History of the Peloponnesian War
Thucydides
Thucydides, Vol. 1-4. Smith, Charles Foster, translator. London and Cambridge, MA: Heinemann and Harvard University Press, 1919-1923.
Admetus, hearing this, raised him up, together with his own son, even as he still sat holding him, this being the most potent form of supplication. And when, not long afterwards, the Athenians and Lacedaemonians came and made urgent demands for him, Admetus would not give him up, but, since he wished to go to the King, gave him an escort overland to Pydna on the other[*](The Aegean.) sea, the capital of Alexander.[*](King of Macedonia.)

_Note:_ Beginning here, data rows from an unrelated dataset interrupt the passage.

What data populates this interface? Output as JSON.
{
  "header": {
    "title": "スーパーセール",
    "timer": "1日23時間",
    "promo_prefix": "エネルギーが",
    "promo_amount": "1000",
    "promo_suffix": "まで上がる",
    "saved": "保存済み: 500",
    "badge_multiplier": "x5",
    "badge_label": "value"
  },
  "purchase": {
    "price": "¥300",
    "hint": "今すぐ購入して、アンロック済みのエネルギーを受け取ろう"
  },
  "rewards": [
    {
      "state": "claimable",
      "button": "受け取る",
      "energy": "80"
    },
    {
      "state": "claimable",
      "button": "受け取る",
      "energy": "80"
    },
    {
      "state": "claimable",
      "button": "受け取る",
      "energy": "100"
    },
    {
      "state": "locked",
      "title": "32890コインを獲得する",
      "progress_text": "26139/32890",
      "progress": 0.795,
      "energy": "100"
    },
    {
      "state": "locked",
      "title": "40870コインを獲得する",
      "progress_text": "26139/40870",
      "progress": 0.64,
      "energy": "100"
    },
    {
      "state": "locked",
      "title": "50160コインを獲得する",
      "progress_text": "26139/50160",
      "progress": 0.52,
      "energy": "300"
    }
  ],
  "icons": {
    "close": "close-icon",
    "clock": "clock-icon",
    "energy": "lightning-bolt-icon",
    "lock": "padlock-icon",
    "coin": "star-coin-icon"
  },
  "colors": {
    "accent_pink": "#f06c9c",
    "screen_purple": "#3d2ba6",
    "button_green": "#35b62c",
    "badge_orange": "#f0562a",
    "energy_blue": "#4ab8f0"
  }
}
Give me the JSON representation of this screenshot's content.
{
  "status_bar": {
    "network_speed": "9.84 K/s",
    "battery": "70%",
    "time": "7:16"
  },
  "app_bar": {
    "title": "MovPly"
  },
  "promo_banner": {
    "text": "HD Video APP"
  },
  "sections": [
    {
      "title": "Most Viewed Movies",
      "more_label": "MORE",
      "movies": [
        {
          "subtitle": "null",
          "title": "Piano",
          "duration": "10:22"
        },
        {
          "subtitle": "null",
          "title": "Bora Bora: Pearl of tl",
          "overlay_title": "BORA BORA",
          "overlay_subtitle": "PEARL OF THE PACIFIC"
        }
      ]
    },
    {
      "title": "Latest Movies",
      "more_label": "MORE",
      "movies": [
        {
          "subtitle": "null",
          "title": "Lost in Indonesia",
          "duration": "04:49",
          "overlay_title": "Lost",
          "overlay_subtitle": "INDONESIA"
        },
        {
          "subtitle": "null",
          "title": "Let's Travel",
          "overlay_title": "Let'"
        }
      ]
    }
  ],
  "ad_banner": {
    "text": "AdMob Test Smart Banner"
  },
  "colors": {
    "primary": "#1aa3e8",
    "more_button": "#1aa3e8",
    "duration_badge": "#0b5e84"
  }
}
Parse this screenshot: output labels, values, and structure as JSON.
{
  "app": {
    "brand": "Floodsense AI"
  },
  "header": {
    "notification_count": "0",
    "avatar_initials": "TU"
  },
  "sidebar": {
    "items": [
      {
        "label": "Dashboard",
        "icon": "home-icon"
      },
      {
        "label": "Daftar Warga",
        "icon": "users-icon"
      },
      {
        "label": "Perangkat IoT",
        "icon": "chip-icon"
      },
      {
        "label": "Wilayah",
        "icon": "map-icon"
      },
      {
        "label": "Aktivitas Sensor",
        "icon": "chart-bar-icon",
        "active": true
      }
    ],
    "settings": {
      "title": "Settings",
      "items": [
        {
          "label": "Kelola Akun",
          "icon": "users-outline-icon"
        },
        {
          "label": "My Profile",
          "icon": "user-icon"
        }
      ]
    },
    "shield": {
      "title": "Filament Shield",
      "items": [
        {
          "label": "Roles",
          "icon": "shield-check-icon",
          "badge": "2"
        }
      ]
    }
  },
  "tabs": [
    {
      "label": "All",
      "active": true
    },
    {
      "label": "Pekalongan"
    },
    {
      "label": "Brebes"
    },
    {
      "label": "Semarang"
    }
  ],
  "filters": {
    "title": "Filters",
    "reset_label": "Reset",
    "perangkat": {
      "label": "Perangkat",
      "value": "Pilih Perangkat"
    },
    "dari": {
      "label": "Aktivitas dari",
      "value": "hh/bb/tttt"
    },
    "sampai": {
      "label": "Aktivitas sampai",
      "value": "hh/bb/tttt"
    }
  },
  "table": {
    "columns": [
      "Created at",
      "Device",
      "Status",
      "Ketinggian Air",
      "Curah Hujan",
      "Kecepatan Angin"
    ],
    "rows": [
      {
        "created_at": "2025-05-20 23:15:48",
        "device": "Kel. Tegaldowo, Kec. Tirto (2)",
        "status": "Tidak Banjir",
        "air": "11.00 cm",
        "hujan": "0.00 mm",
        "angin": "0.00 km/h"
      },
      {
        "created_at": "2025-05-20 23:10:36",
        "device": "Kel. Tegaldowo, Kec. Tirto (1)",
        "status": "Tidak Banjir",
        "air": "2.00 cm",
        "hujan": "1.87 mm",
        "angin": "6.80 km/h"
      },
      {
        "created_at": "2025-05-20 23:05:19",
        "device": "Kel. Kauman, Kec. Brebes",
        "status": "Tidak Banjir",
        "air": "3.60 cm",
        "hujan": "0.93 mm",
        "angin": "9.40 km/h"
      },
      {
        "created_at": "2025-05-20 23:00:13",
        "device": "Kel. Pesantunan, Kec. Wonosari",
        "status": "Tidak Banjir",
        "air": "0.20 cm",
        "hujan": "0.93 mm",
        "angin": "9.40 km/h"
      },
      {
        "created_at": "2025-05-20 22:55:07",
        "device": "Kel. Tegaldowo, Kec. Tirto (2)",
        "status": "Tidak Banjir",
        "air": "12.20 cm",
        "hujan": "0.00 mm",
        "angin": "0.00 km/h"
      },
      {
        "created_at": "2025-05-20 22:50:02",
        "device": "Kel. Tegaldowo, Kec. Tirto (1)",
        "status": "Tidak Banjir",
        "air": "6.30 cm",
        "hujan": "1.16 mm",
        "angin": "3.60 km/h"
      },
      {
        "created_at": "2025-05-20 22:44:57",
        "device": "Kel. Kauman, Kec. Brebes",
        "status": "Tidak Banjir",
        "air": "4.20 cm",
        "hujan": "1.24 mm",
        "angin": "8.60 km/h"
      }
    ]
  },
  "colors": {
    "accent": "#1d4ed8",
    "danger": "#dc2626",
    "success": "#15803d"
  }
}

There he found a merchant vessel putting off for Ionia, and going on board was driven by a storm to the station of the Athenian fleet which was blockading Naxos. Themistocles became afraid and told the captain who he was (for he was unknown to those on board) and why he was in flight, adding that if he did not save him he would tell the Athenians that he had been bribed to give him passage; their only chance for safety, he explained, was that no one be allowed to leave the ship until the voyage could be resumed, and he promised that if he complied with his request he would make a fitting return for the favour. The captain did as he was bidden, and after riding out the gale for a day and a night just outside the Athenian station, duly arrived at Ephesus.
And Themistocles rewarded him handsomely with a gift of money (for he soon received from his friends in Athens and from Argos the funds which he had deposited for safekeeping); then proceeding into the interior with one of the Persians who dwelt on the coast, he sent on a letter to King Artaxerxes son of Xerxes, who had lately come to the throne.